The kimchi I was given is not as hot as the kimchi I make but it is very flavorful and has a bit more of the fermented sour bite than mine does.  This was done old school as the Nappa cabbage was quartered and the seasoning mix was applied between the leaves then allowed to ferment.  I tend to chop mine first since I'd need to cut it anyway.  The reason most Koreans don't chop it until serving is that unchopped kimchi shows that it is fresh from the jar rather than serving leftovers.

The buns are made from the recipe I got here, http://www.shemakesandbakes.com/home/homemade-hamburger-buns.  I use this recipe for both hamburger and hot dog/sub buns.  I've done it  mixing everything manually but this time I used her instructions for the KitchenAid mixer.

The first rise is an hour which I did in the oven with the light on.  Doing it that way gets it to rise very well.   After shaping they got another 40 minute rise.  Two of them got sprinkled with toasted sesame seeds to add to the Asian influence after the egg wash was put on.

Fresh from the oven and on the cooling rack.  Yes, I need to work on my portioning to get these the same size.

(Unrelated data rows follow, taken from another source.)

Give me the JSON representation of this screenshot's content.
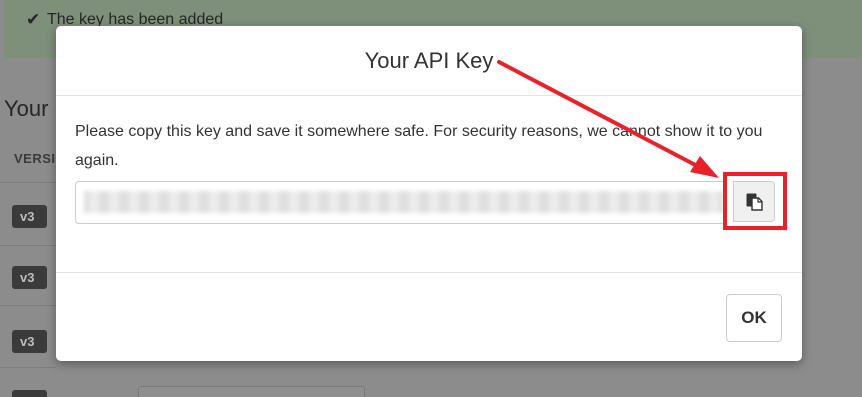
{
  "background": {
    "alert": {
      "text": "The key has been added",
      "icon": "check-icon"
    },
    "heading": "Your",
    "column_label": "VERSI",
    "badges": [
      "v3",
      "v3",
      "v3"
    ]
  },
  "modal": {
    "title": "Your API Key",
    "message": "Please copy this key and save it somewhere safe. For security reasons, we cannot show it to you again.",
    "copy_button_icon": "clipboard-copy-icon",
    "ok_label": "OK"
  },
  "annotation": {
    "arrow_color": "#e8212b",
    "box_color": "#e8212b"
  }
}
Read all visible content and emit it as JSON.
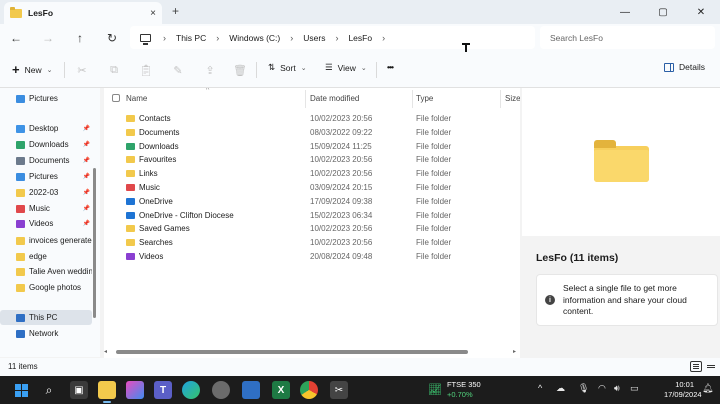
{
  "window": {
    "tab_title": "LesFo",
    "tab_close": "×",
    "new_tab": "+",
    "controls": {
      "minimize": "—",
      "maximize": "▢",
      "close": "✕"
    }
  },
  "navigation": {
    "back": "←",
    "forward": "→",
    "up": "↑",
    "refresh": "↻",
    "breadcrumbs": [
      "This PC",
      "Windows (C:)",
      "Users",
      "LesFo"
    ],
    "separator": "›",
    "search_placeholder": "Search LesFo"
  },
  "commandbar": {
    "new_label": "New",
    "new_plus": "+",
    "sort_label": "Sort",
    "view_label": "View",
    "more": "•••",
    "details_label": "Details",
    "chevron": "⌄",
    "icons": [
      "cut-icon",
      "copy-icon",
      "paste-icon",
      "rename-icon",
      "share-icon",
      "delete-icon",
      "sort-icon",
      "view-icon"
    ]
  },
  "sidebar": {
    "items": [
      {
        "label": "Pictures",
        "color": "#3b8de0",
        "pinned": false
      },
      {
        "label": "Desktop",
        "color": "#3f93e6",
        "pinned": true
      },
      {
        "label": "Downloads",
        "color": "#2ea36a",
        "pinned": true
      },
      {
        "label": "Documents",
        "color": "#6c7a8c",
        "pinned": true
      },
      {
        "label": "Pictures",
        "color": "#3b8de0",
        "pinned": true
      },
      {
        "label": "2022-03",
        "color": "#f2c94c",
        "pinned": true
      },
      {
        "label": "Music",
        "color": "#e0484b",
        "pinned": true
      },
      {
        "label": "Videos",
        "color": "#8a3fd1",
        "pinned": true
      },
      {
        "label": "invoices generate",
        "color": "#f2c94c",
        "pinned": false
      },
      {
        "label": "edge",
        "color": "#f2c94c",
        "pinned": false
      },
      {
        "label": "Talie Aven weddin",
        "color": "#f2c94c",
        "pinned": false
      },
      {
        "label": "Google photos",
        "color": "#f2c94c",
        "pinned": false
      },
      {
        "label": "This PC",
        "color": "#2f6fc4",
        "pinned": false,
        "selected": true
      },
      {
        "label": "Network",
        "color": "#2f6fc4",
        "pinned": false
      }
    ],
    "pin_glyph": "📌"
  },
  "columns": {
    "name": "Name",
    "date": "Date modified",
    "type": "Type",
    "size": "Size",
    "sort_caret": "^"
  },
  "files": [
    {
      "name": "Contacts",
      "date": "10/02/2023 20:56",
      "type": "File folder",
      "color": "#f2c94c"
    },
    {
      "name": "Documents",
      "date": "08/03/2022 09:22",
      "type": "File folder",
      "color": "#f2c94c"
    },
    {
      "name": "Downloads",
      "date": "15/09/2024 11:25",
      "type": "File folder",
      "color": "#2ea36a"
    },
    {
      "name": "Favourites",
      "date": "10/02/2023 20:56",
      "type": "File folder",
      "color": "#f2c94c"
    },
    {
      "name": "Links",
      "date": "10/02/2023 20:56",
      "type": "File folder",
      "color": "#f2c94c"
    },
    {
      "name": "Music",
      "date": "03/09/2024 20:15",
      "type": "File folder",
      "color": "#e0484b"
    },
    {
      "name": "OneDrive",
      "date": "17/09/2024 09:38",
      "type": "File folder",
      "color": "#1e74d4"
    },
    {
      "name": "OneDrive - Clifton Diocese",
      "date": "15/02/2023 06:34",
      "type": "File folder",
      "color": "#1e74d4"
    },
    {
      "name": "Saved Games",
      "date": "10/02/2023 20:56",
      "type": "File folder",
      "color": "#f2c94c"
    },
    {
      "name": "Searches",
      "date": "10/02/2023 20:56",
      "type": "File folder",
      "color": "#f2c94c"
    },
    {
      "name": "Videos",
      "date": "20/08/2024 09:48",
      "type": "File folder",
      "color": "#8a3fd1"
    }
  ],
  "details_pane": {
    "title": "LesFo (11 items)",
    "info_glyph": "i",
    "info_text": "Select a single file to get more information and share your cloud content."
  },
  "status": {
    "item_count": "11 items"
  },
  "taskbar": {
    "stock_name": "FTSE 350",
    "stock_change": "+0.70%",
    "time": "10:01",
    "date": "17/09/2024",
    "tray_chevron": "^",
    "tray_icons": [
      "cloud-icon",
      "microphone-icon",
      "wifi-icon",
      "speaker-icon",
      "battery-icon"
    ]
  }
}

The fries were cut using one of the julienne settings on our new mandoline.  When making fries, it seems to make them turn out better if they get rinsed well to get rid of the starch and then dried.  I really like this mandoline and will doing a review of it during a kitchen gadget post.  If you want to look into it your self it is a PL8 Professional Mandoline.

The hamburgers were my standard 5 oz patties that I pulled out of the freezer.  They got cooked in the cast iron skillet because it was raining and I didn't feel like fighting the rain to grill them.  The burgers were seasoned with Uncle T's seasoning salt, Worcestershire sauce, and a splash of whiskey and allowed to sit and absorb the flavors while the oil was heating for the fries.

Here is the fully assembled meal.  A kimchi cheese burger on a fresh made bun and home made french fries.  The french fries also had Uncle T's seasoning salt on them.





 














So, no recipes this time other than the one on the other blog.  Give them a try.  After all, yeast is nothing to be scared of.  Try the kimchi burger for a burst of flavor and a new adventure in eating.